I have been kind of laxxed the last few weeks on updating this site. It has been a very trying couple of weeks and when push comes to shove, I just have not really felt like it.

Last week I got an F on a paper for my Frank Lloyd Wright class and this kind of put me in a tale-spin. I feel that this is my favorite class, that I am learning the most from it, and that the paper I wrote was among my best papers over the last couple of years (of which my worst grade has been a low B). With only two total papers I felt the only thing left to do was to drop the course entirely.

This was a very difficult decision because I really did like the class, but at the end of the day, it doesn’t matter for my graduation so I just decided to kick it. It will help me get a little more time at any rate.

However, this drop will leave me without my best study time which has been the four to five hours between classes on Tuesdays. Because of this, I decided that I will stick around campus for an hour or two after classes on Tuesdays and Thursdays in order to make up the time. And sometimes I plan to still go to my FLW class as the prof doesn’t take any attendance. I really have found that I get much better studying done away from home than at home. I get too distracted there.

As if this wasn’t enough for my psyche, I have been having a wealth of “relationship” dreams which have been putting me into a state of eternal loneliness. I haven’t really felt that I could talk to my roommate about any of these problems either so I have this sense of being alone that I just haven’t felt in a very long time, if ever. I feel very alone right now, both for not having a girlfriend, and for not having anyone that I feel that I can reliably talk to who actually understands what I am going through.
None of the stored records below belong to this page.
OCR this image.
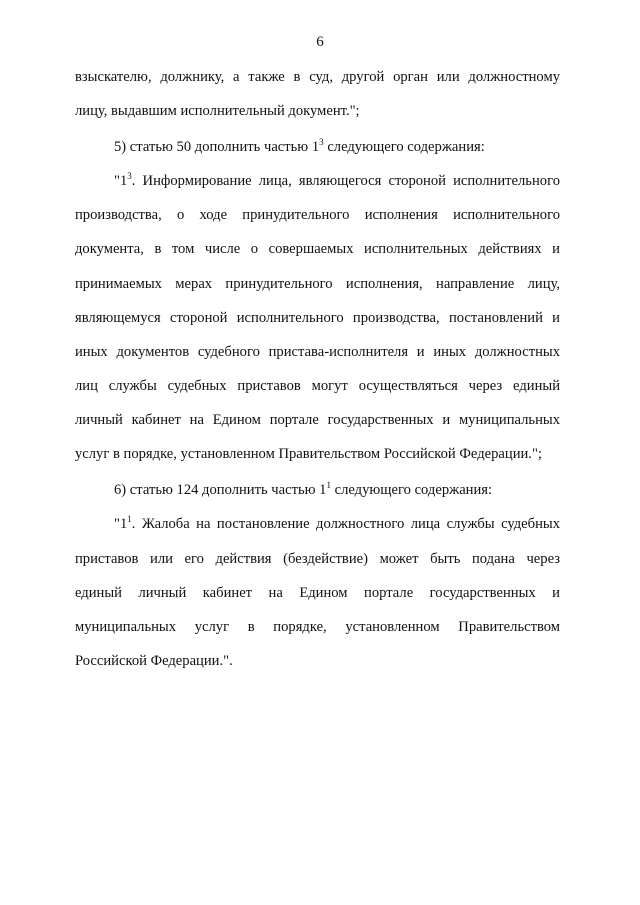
6
взыскателю, должнику, а также в суд, другой орган или должностному
лицу, выдавшим исполнительный документ.";
5) статью 50 дополнить частью $1^3$ следующего содержания:
"$1^3$. Информирование лица, являющегося стороной исполнительного
производства, о ходе принудительного исполнения исполнительного
документа, в том числе о совершаемых исполнительных действиях и
принимаемых мерах принудительного исполнения, направление лицу,
являющемуся стороной исполнительного производства, постановлений и
иных документов судебного пристава-исполнителя и иных должностных
лиц службы судебных приставов могут осуществляться через единый
личный кабинет на Едином портале государственных и муниципальных
услуг в порядке, установленном Правительством Российской Федерации.";
6) статью 124 дополнить частью $1^1$ следующего содержания:
"$1^1$. Жалоба на постановление должностного лица службы судебных
приставов или его действия (бездействие) может быть подана через
единый личный кабинет на Едином портале государственных и
муниципальных услуг в порядке, установленном Правительством
Российской Федерации.".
It isn’t all bad though. I’ve been really getting into my books from Recent fiction and my recent paper for it came very easily to me which I was happy about. In addition to this, I saw Across the Universe this past weekend and this combination has left me feeling very artsy. Because of this, I have gotten back into writing my book and I am pleased with this progress. I feel like I really am doing a better job at fleshing out my story, though sometimes I think I am setting into the details a little too much.